The canonical way to use iterators to go over an iostream is to use istream_iterator or its partner, ostream_iterator. In this short sample, I create a binary file with values 0 to 256, then try to read back the data using this iterator type:

#include <iostream>
#include <fstream>
#include <iterator>
using namespace std;

int main(int argc, char* argv[])
{
    ofstream temp_out("temp.dat", std::ios_base::binary );
    for ( int i = 0 ; i < 256 ; i++ )
        temp_out.put( (char) i );
    temp_out.close();
    ifstream temp_in("temp.dat", std::ios_base::binary );
    char last = -1;
    int count = 0;
    istream_iterator<char> ii( temp_in );
    while ( ii != std::istream_iterator<char>() ) {
        char c = *ii++;
        count++;
        if ( c != char(last+1) )
            cout << "Error on character number: " << (int) last << endl;
        last = c;
    }
    cout << "Count: " << count << endl;
    return 0;
}

Running this program gives the following output:

Error on character number: 8
Error on character number: 31
Count: 250

Due to the fact that the extraction operator uses whitespace as a delimiter, we get errors trying to read tab, line feed, vertical tab, form feed, carriage return, and space - which means we simply don’t see six characters in the input file. This is not too bad when parsing ASCII text, but when trying to do compression on binary data, it just won’t work.
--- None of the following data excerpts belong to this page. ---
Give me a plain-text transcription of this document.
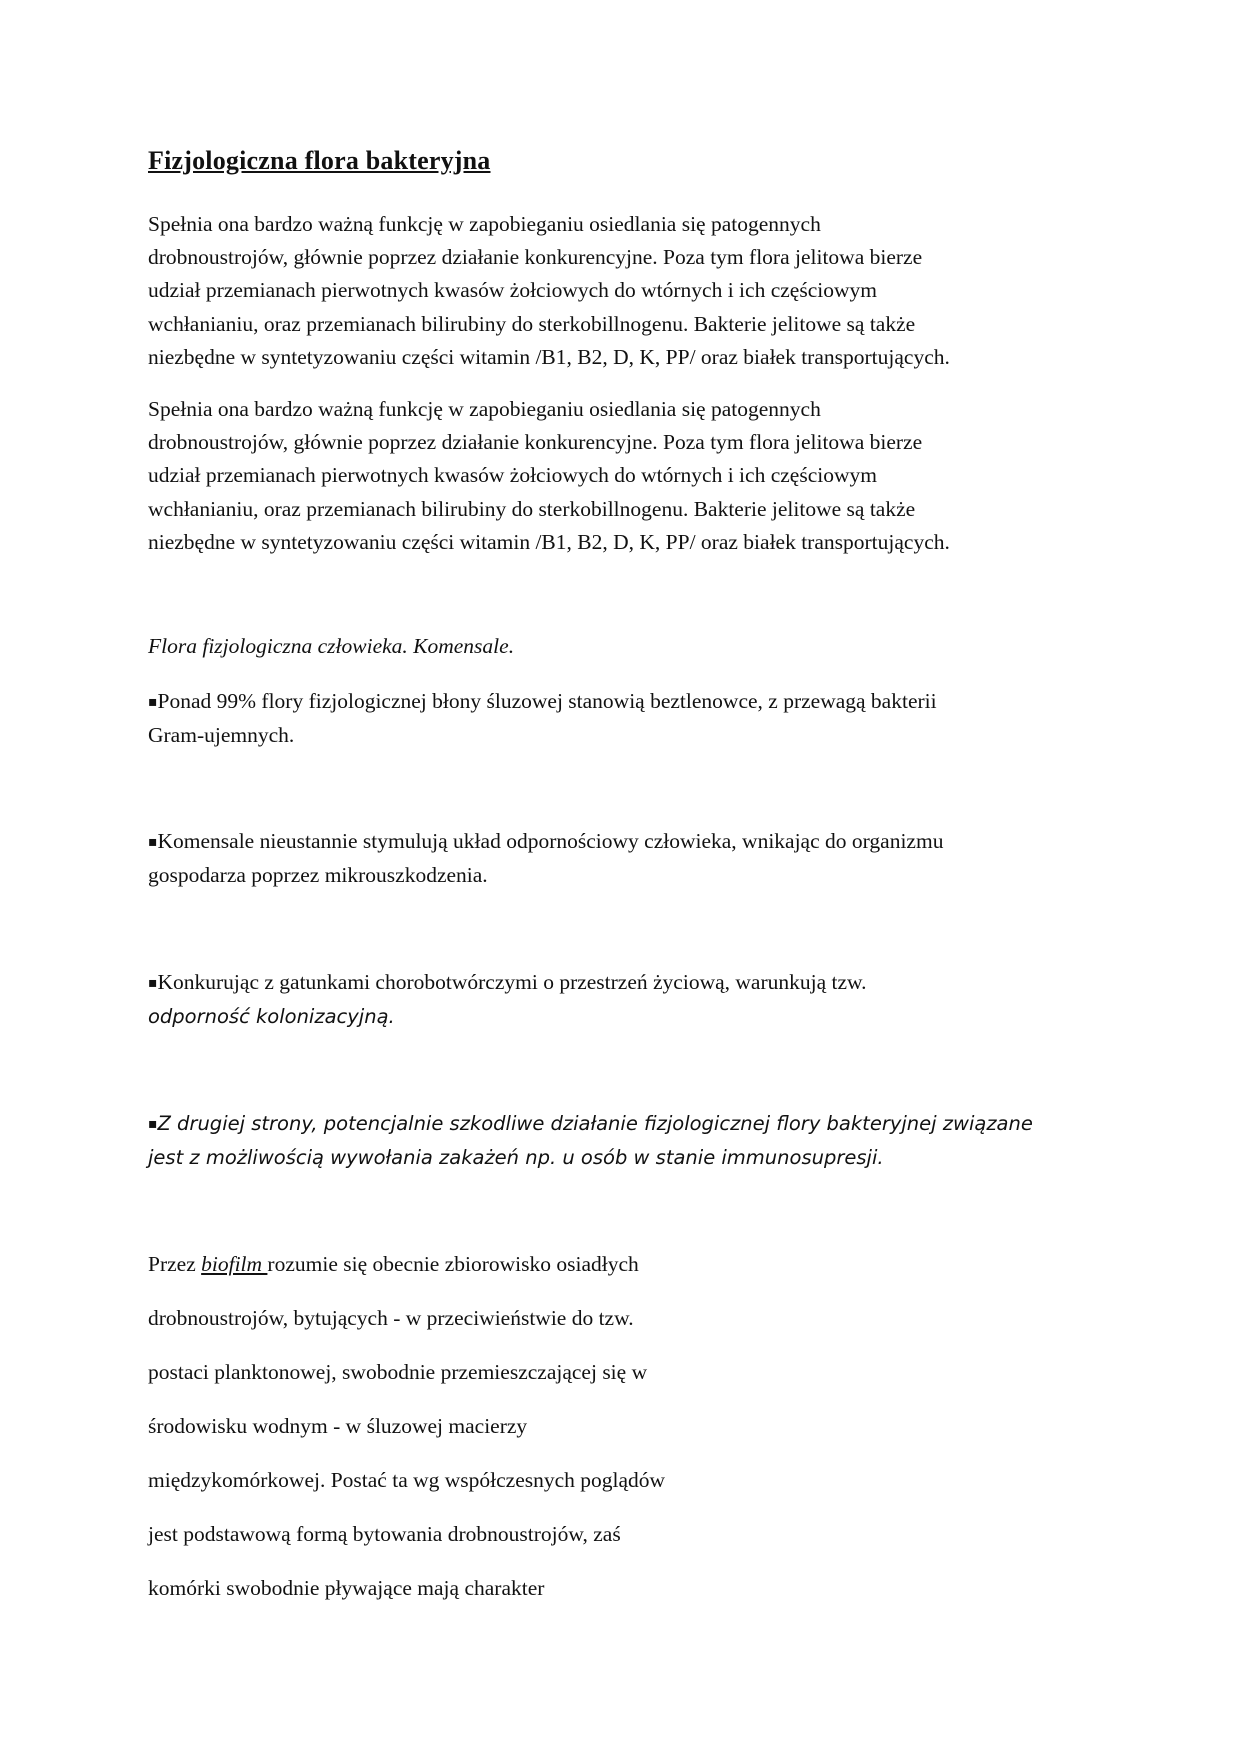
Fizjologiczna flora bakteryjna
Spełnia ona bardzo ważną funkcję w zapobieganiu osiedlania się patogennych
drobnoustrojów, głównie poprzez działanie konkurencyjne. Poza tym flora jelitowa bierze
udział przemianach pierwotnych kwasów żołciowych do wtórnych i ich częściowym
wchłanianiu, oraz przemianach bilirubiny do sterkobillnogenu. Bakterie jelitowe są także
niezbędne w syntetyzowaniu części witamin /B1, B2, D, K, PP/ oraz białek transportujących.
Spełnia ona bardzo ważną funkcję w zapobieganiu osiedlania się patogennych
drobnoustrojów, głównie poprzez działanie konkurencyjne. Poza tym flora jelitowa bierze
udział przemianach pierwotnych kwasów żołciowych do wtórnych i ich częściowym
wchłanianiu, oraz przemianach bilirubiny do sterkobillnogenu. Bakterie jelitowe są także
niezbędne w syntetyzowaniu części witamin /B1, B2, D, K, PP/ oraz białek transportujących.

Flora fizjologiczna człowieka. Komensale.

▪Ponad 99% flory fizjologicznej błony śluzowej stanowią beztlenowce, z przewagą bakterii
Gram-ujemnych.
▪Komensale nieustannie stymulują układ odpornościowy człowieka, wnikając do organizmu
gospodarza poprzez mikrouszkodzenia.
▪Konkurując z gatunkami chorobotwórczymi o przestrzeń życiową, warunkują tzw.
odporność kolonizacyjną.
▪Z drugiej strony, potencjalnie szkodliwe działanie fizjologicznej flory bakteryjnej związane
jest z możliwością wywołania zakażeń np. u osób w stanie immunosupresji.

Przez biofilm rozumie się obecnie zbiorowisko osiadłych

drobnoustrojów, bytujących - w przeciwieństwie do tzw.

postaci planktonowej, swobodnie przemieszczającej się w

środowisku wodnym - w śluzowej macierzy

międzykomórkowej. Postać ta wg współczesnych poglądów

jest podstawową formą bytowania drobnoustrojów, zaś

komórki swobodnie pływające mają charakter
I figured this was the end of it until reader Fred Jardon chimed in with:

Isn't istreambuf_iterator the iterator you're looking for?

See https://en.cppreference.com/w/cpp/iterator/istreambuf_iterator

It directly reads from the inner streambuf without using the extraction operator.

The opposite iterator exists: ostreambuf_iterator.

Well, Fred is quite right, and it only serves to show my lack of depth when it comes to iostreams. The two classes, istreambuf_iterator and ostreambuf_iterator read directly from the underlying buffer, and don’t use the extraction operator, which means they don’t have the whitespace issues seen above. Changing just two lines fixes the problem:

    istreambuf_iterator<char> ii(temp_in.rdbuf());
    while ( ii != std::istreambuf_iterator<char>() ) {

Running that I get the pristine output I long for:

Count: 256

I’d like to tell you the ramifications of diving down into the object and working on the buffer, but I’m afraid this implementation details still elude me. There’s a lot more going on in iostreams than in good old <stdio.h>, and half of what I learned about it was wiped out in the standardization process. So be it.

In any case, I think the proper use of istreambuf_iterator<char> tips the scale in favor of iterators for me, which reverses my previous thinking.

And many thanks to Fred for straightening out the mess.